私が、少し早く帰れるように手伝ってあげるよ」
「そんなことができるんですか」
「ああ、少し、ほんの少し我慢すれば、あっという間に迷宮都市に戻れるよ」
「そうなんですか、ありがとうございます。
よろしくお願いします」
周りでは、ギルド職員全員がかわいそうな目で見ていたが、ヒビキは早く帰れる嬉しさで気づかなかった。
「うん、判った。
任しといてくれ!
全力でいかせてもらうから、一瞬だな。
その柱に力いっぱいしがみつき給え」
「こうですか?」
「もっとだ」
「はい、じゃ、これで」
ヒビキは、目をちからいっぱい石に柱にしがみついた。
「うん、それで、大丈夫だ!
今日は、全力で投げれそうだ!」
「えっ」
ハンは、ヒビキがしがみついた石柱を軽々と右手で持ち上げると、力いっぱい振りかぶり、迷宮都市 エンバーソグの前の砂浜に向かって投げつけた。
「ど、えいりゃ!」
ヒビキがしがみついた石柱は、地面すれすれを水平に、ジーンの弓矢と同一の速度で飛んでいった。

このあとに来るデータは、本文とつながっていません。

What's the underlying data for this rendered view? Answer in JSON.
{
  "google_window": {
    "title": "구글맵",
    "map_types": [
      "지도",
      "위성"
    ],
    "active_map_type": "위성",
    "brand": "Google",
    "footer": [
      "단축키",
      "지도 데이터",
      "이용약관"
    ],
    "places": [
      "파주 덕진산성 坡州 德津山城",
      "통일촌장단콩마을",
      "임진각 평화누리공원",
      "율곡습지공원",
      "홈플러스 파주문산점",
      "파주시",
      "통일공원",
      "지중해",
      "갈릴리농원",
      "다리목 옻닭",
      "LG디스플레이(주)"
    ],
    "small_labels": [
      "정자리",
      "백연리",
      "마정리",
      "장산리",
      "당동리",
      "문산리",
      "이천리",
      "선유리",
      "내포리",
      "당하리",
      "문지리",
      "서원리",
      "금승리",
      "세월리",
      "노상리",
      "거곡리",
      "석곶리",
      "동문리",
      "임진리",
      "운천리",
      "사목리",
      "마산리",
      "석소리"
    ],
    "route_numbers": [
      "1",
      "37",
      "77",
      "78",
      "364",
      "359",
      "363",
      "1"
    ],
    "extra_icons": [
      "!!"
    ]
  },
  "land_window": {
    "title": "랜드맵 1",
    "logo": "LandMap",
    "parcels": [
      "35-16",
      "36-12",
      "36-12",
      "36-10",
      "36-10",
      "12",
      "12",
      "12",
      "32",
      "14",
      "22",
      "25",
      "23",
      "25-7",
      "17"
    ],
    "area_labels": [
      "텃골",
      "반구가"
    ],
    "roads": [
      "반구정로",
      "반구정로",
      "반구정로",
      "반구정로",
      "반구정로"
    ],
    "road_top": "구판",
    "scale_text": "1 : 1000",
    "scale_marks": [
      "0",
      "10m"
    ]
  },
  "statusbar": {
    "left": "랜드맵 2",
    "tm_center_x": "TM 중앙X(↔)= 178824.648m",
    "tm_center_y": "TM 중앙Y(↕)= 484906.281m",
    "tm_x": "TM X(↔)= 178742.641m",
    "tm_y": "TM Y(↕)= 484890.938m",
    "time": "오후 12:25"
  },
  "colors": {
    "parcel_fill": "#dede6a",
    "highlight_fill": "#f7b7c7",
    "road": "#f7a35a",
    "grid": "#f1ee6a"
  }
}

ヒビキは、叫び声も上げることができずに、ただただしがみついてることしかできなかったが、あっという間にどこかの砂浜に石柱は突き刺さり、耐えきれずに、手を離すと、ごろごろと数百メートルも砂浜を転がった。
しばらく目を回していたが、辺りを見渡すと、少し先に朝に魔馬車が止まった停留場所が目にはいった。
「と、とりあえず、生きてる。
二度と石柱はごめんだ」
ヒビキは、ガクガクしている足をで、ダンジョンにある魔法陣に向けてふらふらと歩き始めた、
夕刻が近いこともあり、魔法陣の列は少なかったため、直ぐにダンジョンの5階に戻ることができた。

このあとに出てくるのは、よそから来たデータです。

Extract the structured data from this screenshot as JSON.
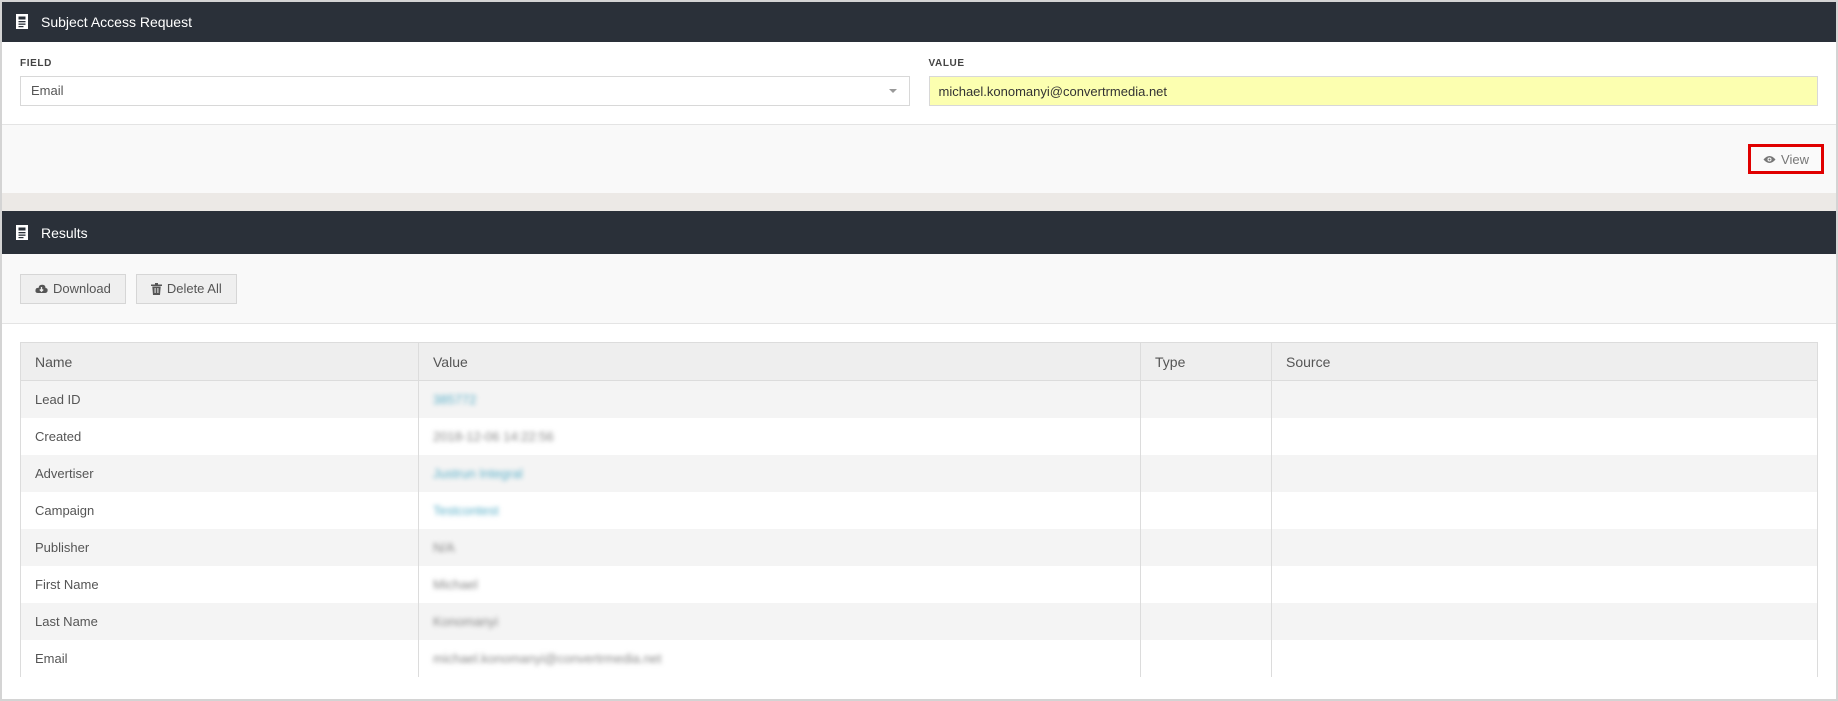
{
  "sar": {
    "title": "Subject Access Request",
    "field_label": "FIELD",
    "field_value": "Email",
    "value_label": "VALUE",
    "value_value": "michael.konomanyi@convertrmedia.net",
    "view_label": "View"
  },
  "results": {
    "title": "Results",
    "download_label": "Download",
    "delete_label": "Delete All",
    "columns": [
      "Name",
      "Value",
      "Type",
      "Source"
    ],
    "rows": [
      {
        "name": "Lead ID",
        "value": "385772",
        "link": true
      },
      {
        "name": "Created",
        "value": "2018-12-06 14:22:56",
        "link": false
      },
      {
        "name": "Advertiser",
        "value": "Justrun Integral",
        "link": true
      },
      {
        "name": "Campaign",
        "value": "Testcontest",
        "link": true
      },
      {
        "name": "Publisher",
        "value": "N/A",
        "link": false
      },
      {
        "name": "First Name",
        "value": "Michael",
        "link": false
      },
      {
        "name": "Last Name",
        "value": "Konomanyi",
        "link": false
      },
      {
        "name": "Email",
        "value": "michael.konomanyi@convertrmedia.net",
        "link": false
      }
    ]
  },
  "colors": {
    "header_bg": "#2a3039",
    "highlight_input": "#fcffb0",
    "annotation_border": "#e00000",
    "link": "#5bb0c9"
  }
}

ヒビキは、探知の魔法で、ハヤテの場所を探すと、ほんの少し先にいることが分かった。
足のガクガクが戻らないヒビキは、ゆっくりと向かっていくと、戦っている音が聞こえてきた。
「ただいま。
いい戦いっぷりだね」
「お帰り、ヒビキ
早かったね?」
「だいぶうまく技がでてるよ」
「でしょ、ハヤテは、腕がいいわ」
話を聞くと、ヒビキがいない二刻の間、技を奈々(ナナ)に見てもらいながら、研鑽してたようだ。
「この後、10階まで、行って帰ろう。
ボスがいるだろうけど、戦うことはできないんだよ。
いけばわかるさ」
「了解」
奈々(ナナ)からマップを返してもらうと、少しずつ下に降りていき、問題なく七階までやってきた。
既に1対1の戦闘であれば、ハヤテに任せれば、安心してみることができた。
「8階は鉱山ダンジョンであって、敵はでないんだよ」
「へぇ、そんなフロアもあるんだね」
「そうよ、ハヤテ。
知らないことはいっぱいあるわ。
だから、わたしと一緒にもっともっと、見て回りましょうね」
奈々(ナナ)は、嬉しそうに話しをしているが、ハヤテに残された時間は、あと一日しかなかったが、伝えられずにいた。